Sur les conclusions aux fins d’injonction sous astreinte :
9. Aux termes de l’article L. 511-1 du code de justice administrative : « Le juge des référés statue par des mesures qui présentent un caractère provisoire (…) ». En vertu de ces dispositions, il appartient au juge des référés d’assortir sa décision de suspension des obligations provisoires qui en découlent pour l’administration. Il y a lieu, par suite, d’ordonner au préfet des Hauts-de-Seine, d’une part, de procéder, dans un délai de quinze jours à compter de la notification de la présente ordonnance, au réexamen de la situation de M. A… et, d’autre part, de délivrer à l’intéressé, dans un délai de quinze jours à compter de la notification de la présente ordonnance, une autorisation provisoire de séjour lui permettant de travailler. Il n’y a pas lieu, dans l’immédiat, d’assortir cette injonction d’une astreinte.
Sur les frais liés à l’instance :
10. Dans les circonstances de l’espèce, sous réserve de l’admission de M. A… au bénéfice de l’aide juridictionnelle à titre définitif, il y a lieu de mettre à la charge de l’Etat la somme de 800 euros qui sera versée à Me Singh dans les conditions prévues à l’article 37 de la loi du 10 juillet 1991, sous réserve que son conseil renonce à percevoir la part contributive de l’Etat. En cas de rejet de la demande d’aide juridictionnelle de M. A…, cette somme lui sera versée directement.
ORDONNE :
Article 1er : M. A… est admis à titre provisoire au bénéfice de l’aide juridictionnelle.

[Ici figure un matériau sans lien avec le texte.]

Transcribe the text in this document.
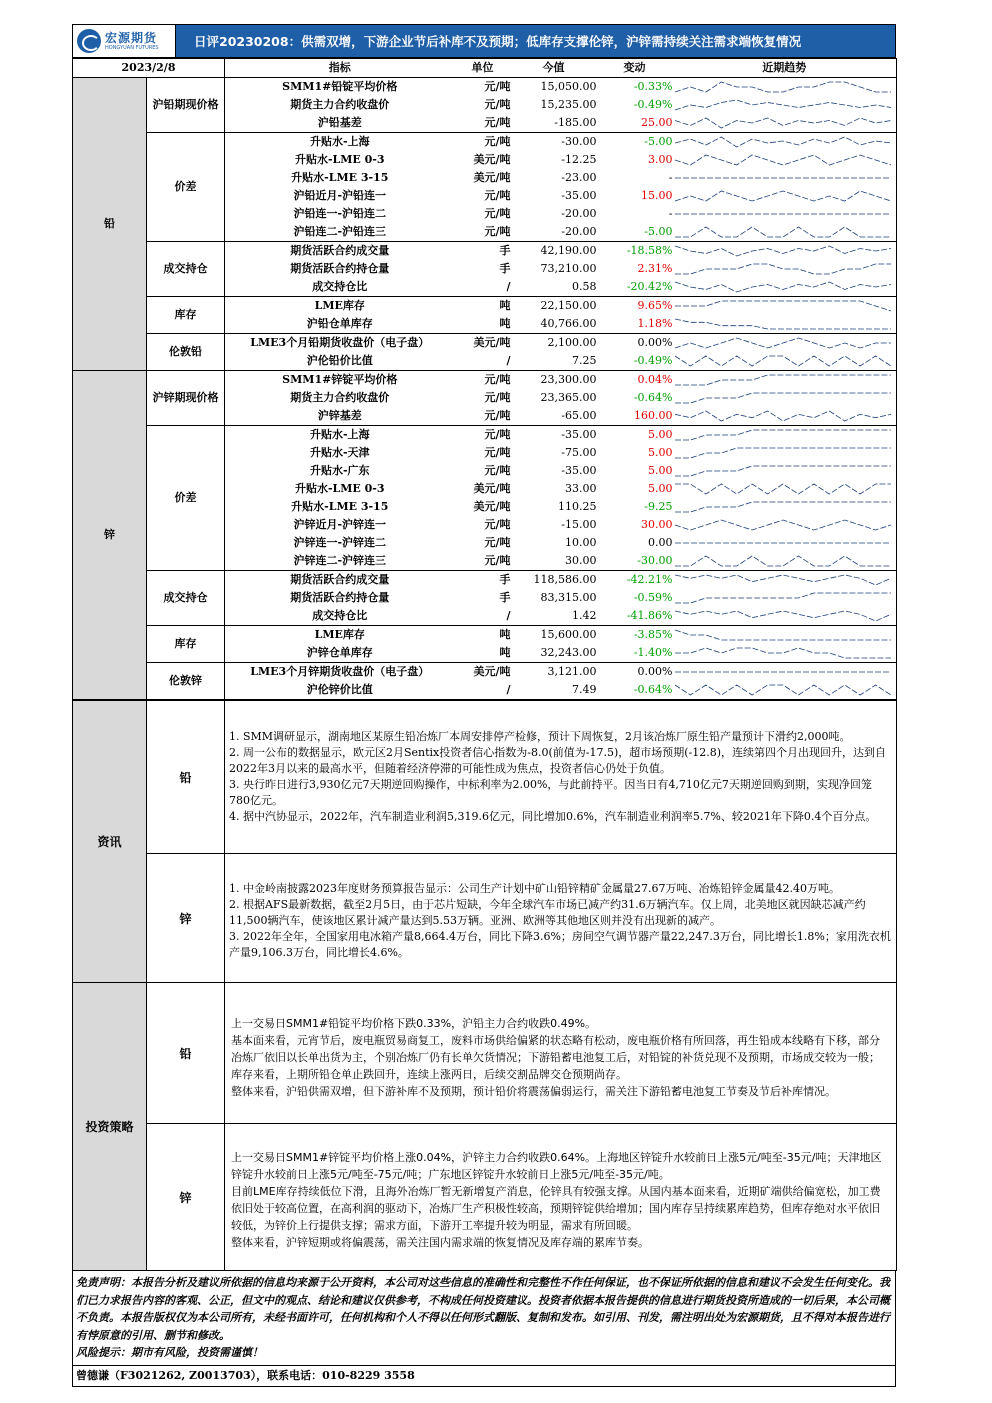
宏源期货
HONGYUAN FUTURES	日评20230208：供需双增，下游企业节后补库不及预期；低库存支撑伦锌，沪锌需持续关注需求端恢复情况
2023/2/8		指标	单位	今值	变动	近期趋势
铅	沪铅期现价格	SMM1#铅锭平均价格	元/吨	15,050.00	-0.33%	

		期货主力合约收盘价	元/吨	15,235.00	-0.49%	

		沪铅基差	元/吨	-185.00	25.00	

	价差	升贴水-上海	元/吨	-30.00	-5.00	

		升贴水-LME 0-3	美元/吨	-12.25	3.00	

		升贴水-LME 3-15	美元/吨	-23.00	-	

		沪铅近月-沪铅连一	元/吨	-35.00	15.00	

		沪铅连一-沪铅连二	元/吨	-20.00	-	

		沪铅连二-沪铅连三	元/吨	-20.00	-5.00	

	成交持仓	期货活跃合约成交量	手	42,190.00	-18.58%	

		期货活跃合约持仓量	手	73,210.00	2.31%	

		成交持仓比	/	0.58	-20.42%	

	库存	LME库存	吨	22,150.00	9.65%	

		沪铅仓单库存	吨	40,766.00	1.18%	

	伦敦铅	LME3个月铅期货收盘价（电子盘）	美元/吨	2,100.00	0.00%	

		沪伦铅价比值	/	7.25	-0.49%	

锌	沪锌期现价格	SMM1#锌锭平均价格	元/吨	23,300.00	0.04%	

		期货主力合约收盘价	元/吨	23,365.00	-0.64%	

		沪锌基差	元/吨	-65.00	160.00	

	价差	升贴水-上海	元/吨	-35.00	5.00	

		升贴水-天津	元/吨	-75.00	5.00	

		升贴水-广东	元/吨	-35.00	5.00	

		升贴水-LME 0-3	美元/吨	33.00	5.00	

		升贴水-LME 3-15	美元/吨	110.25	-9.25	

		沪锌近月-沪锌连一	元/吨	-15.00	30.00	

		沪锌连一-沪锌连二	元/吨	10.00	0.00	

		沪锌连二-沪锌连三	元/吨	30.00	-30.00	

	成交持仓	期货活跃合约成交量	手	118,586.00	-42.21%	

		期货活跃合约持仓量	手	83,315.00	-0.59%	

		成交持仓比	/	1.42	-41.86%	

	库存	LME库存	吨	15,600.00	-3.85%	

		沪锌仓单库存	吨	32,243.00	-1.40%	

	伦敦锌	LME3个月锌期货收盘价（电子盘）	美元/吨	3,121.00	0.00%	

		沪伦锌价比值	/	7.49	-0.64%	
资讯	铅	1. SMM调研显示，湖南地区某原生铅冶炼厂本周安排停产检修，预计下周恢复，2月该冶炼厂原生铅产量预计下滑约2,000吨。

2. 周一公布的数据显示，欧元区2月Sentix投资者信心指数为-8.0(前值为-17.5)，超市场预期(-12.8)，连续第四个月出现回升，达到自2022年3月以来的最高水平，但随着经济停滞的可能性成为焦点，投资者信心仍处于负值。

3. 央行昨日进行3,930亿元7天期逆回购操作，中标利率为2.00%，与此前持平。因当日有4,710亿元7天期逆回购到期，实现净回笼780亿元。

4. 据中汽协显示，2022年，汽车制造业利润5,319.6亿元，同比增加0.6%，汽车制造业利润率5.7%、较2021年下降0.4个百分点。

	锌	1. 中金岭南披露2023年度财务预算报告显示：公司生产计划中矿山铅锌精矿金属量27.67万吨、冶炼铅锌金属量42.40万吨。

2. 根据AFS最新数据，截至2月5日，由于芯片短缺，今年全球汽车市场已减产约31.6万辆汽车。仅上周，北美地区就因缺芯减产约11,500辆汽车，使该地区累计减产量达到5.53万辆。亚洲、欧洲等其他地区则并没有出现新的减产。

3. 2022年全年，全国家用电冰箱产量8,664.4万台，同比下降3.6%；房间空气调节器产量22,247.3万台，同比增长1.8%；家用洗衣机产量9,106.3万台，同比增长4.6%。

投资策略	铅	上一交易日SMM1#铅锭平均价格下跌0.33%，沪铅主力合约收跌0.49%。

基本面来看，元宵节后，废电瓶贸易商复工，废料市场供给偏紧的状态略有松动，废电瓶价格有所回落，再生铅成本线略有下移，部分冶炼厂依旧以长单出货为主，个别冶炼厂仍有长单欠货情况；下游铅蓄电池复工后，对铅锭的补货兑现不及预期，市场成交较为一般；库存来看，上期所铅仓单止跌回升，连续上涨两日，后续交割品牌交仓预期尚存。

整体来看，沪铅供需双增，但下游补库不及预期，预计铅价将震荡偏弱运行，需关注下游铅蓄电池复工节奏及节后补库情况。

	锌	上一交易日SMM1#锌锭平均价格上涨0.04%，沪锌主力合约收跌0.64%。上海地区锌锭升水较前日上涨5元/吨至-35元/吨；天津地区锌锭升水较前日上涨5元/吨至-75元/吨；广东地区锌锭升水较前日上涨5元/吨至-35元/吨。

目前LME库存持续低位下滑，且海外冶炼厂暂无新增复产消息，伦锌具有较强支撑。从国内基本面来看，近期矿端供给偏宽松，加工费依旧处于较高位置，在高利润的驱动下，冶炼厂生产积极性较高，预期锌锭供给增加；国内库存呈持续累库趋势，但库存绝对水平依旧较低，为锌价上行提供支撑；需求方面，下游开工率提升较为明显，需求有所回暖。

整体来看，沪锌短期或将偏震荡，需关注国内需求端的恢复情况及库存端的累库节奏。

免责声明：本报告分析及建议所依据的信息均来源于公开资料，本公司对这些信息的准确性和完整性不作任何保证，也不保证所依据的信息和建议不会发生任何变化。我们已力求报告内容的客观、公正，但文中的观点、结论和建议仅供参考，不构成任何投资建议。投资者依据本报告提供的信息进行期货投资所造成的一切后果，本公司概不负责。本报告版权仅为本公司所有，未经书面许可，任何机构和个人不得以任何形式翻版、复制和发布。如引用、刊发，需注明出处为宏源期货，且不得对本报告进行有悖原意的引用、删节和修改。
风险提示：期市有风险，投资需谨慎！
曾德谦（F3021262, Z0013703），联系电话：010-8229 3558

Article 2 : Il est enjoint au préfet des Hauts-de-Seine de convoquer M. A… en préfecture, dans un délai de quinze jours à compter de la notification de la présente ordonnance, afin qu’il puisse procéder au dépôt de sa demande de titre de séjour, et de lui délivrer à cette occasion une autorisation provisoire de séjour l’autorisant à travailler.
Article 3 : L’Etat versera la somme de 800 euros à Me Singh, conseil de M. A…, au titre de l’article 37 de la loi du 10 juillet 1991, sous réserve qu’elle renonce à percevoir la somme correspondant à la part contributive de l’Etat au titre de l’aide juridictionnelle. Dans l’hypothèse où il ne serait pas admis à titre définitif au bénéfice de cette aide, la somme en cause sera versée directement à M. A….
Article 4 : Le surplus des conclusions de la requête est rejeté.
Article 5 : La présente ordonnance sera notifiée à M. B… A… et au ministre de l’intérieur.
Copie en sera adressée au préfet des Hauts-de-Seine.
Fait à Cergy, le 23 octobre 2025.
La juge des référés
signé
E. Rolin
La République mande et ordonne au ministre de l’intérieur en ce qui le concerne ou à tous commissaires de justice à ce requis en ce qui concerne les voies de droit commun contre les parties privées, de pourvoir à l’exécution de la présente décision.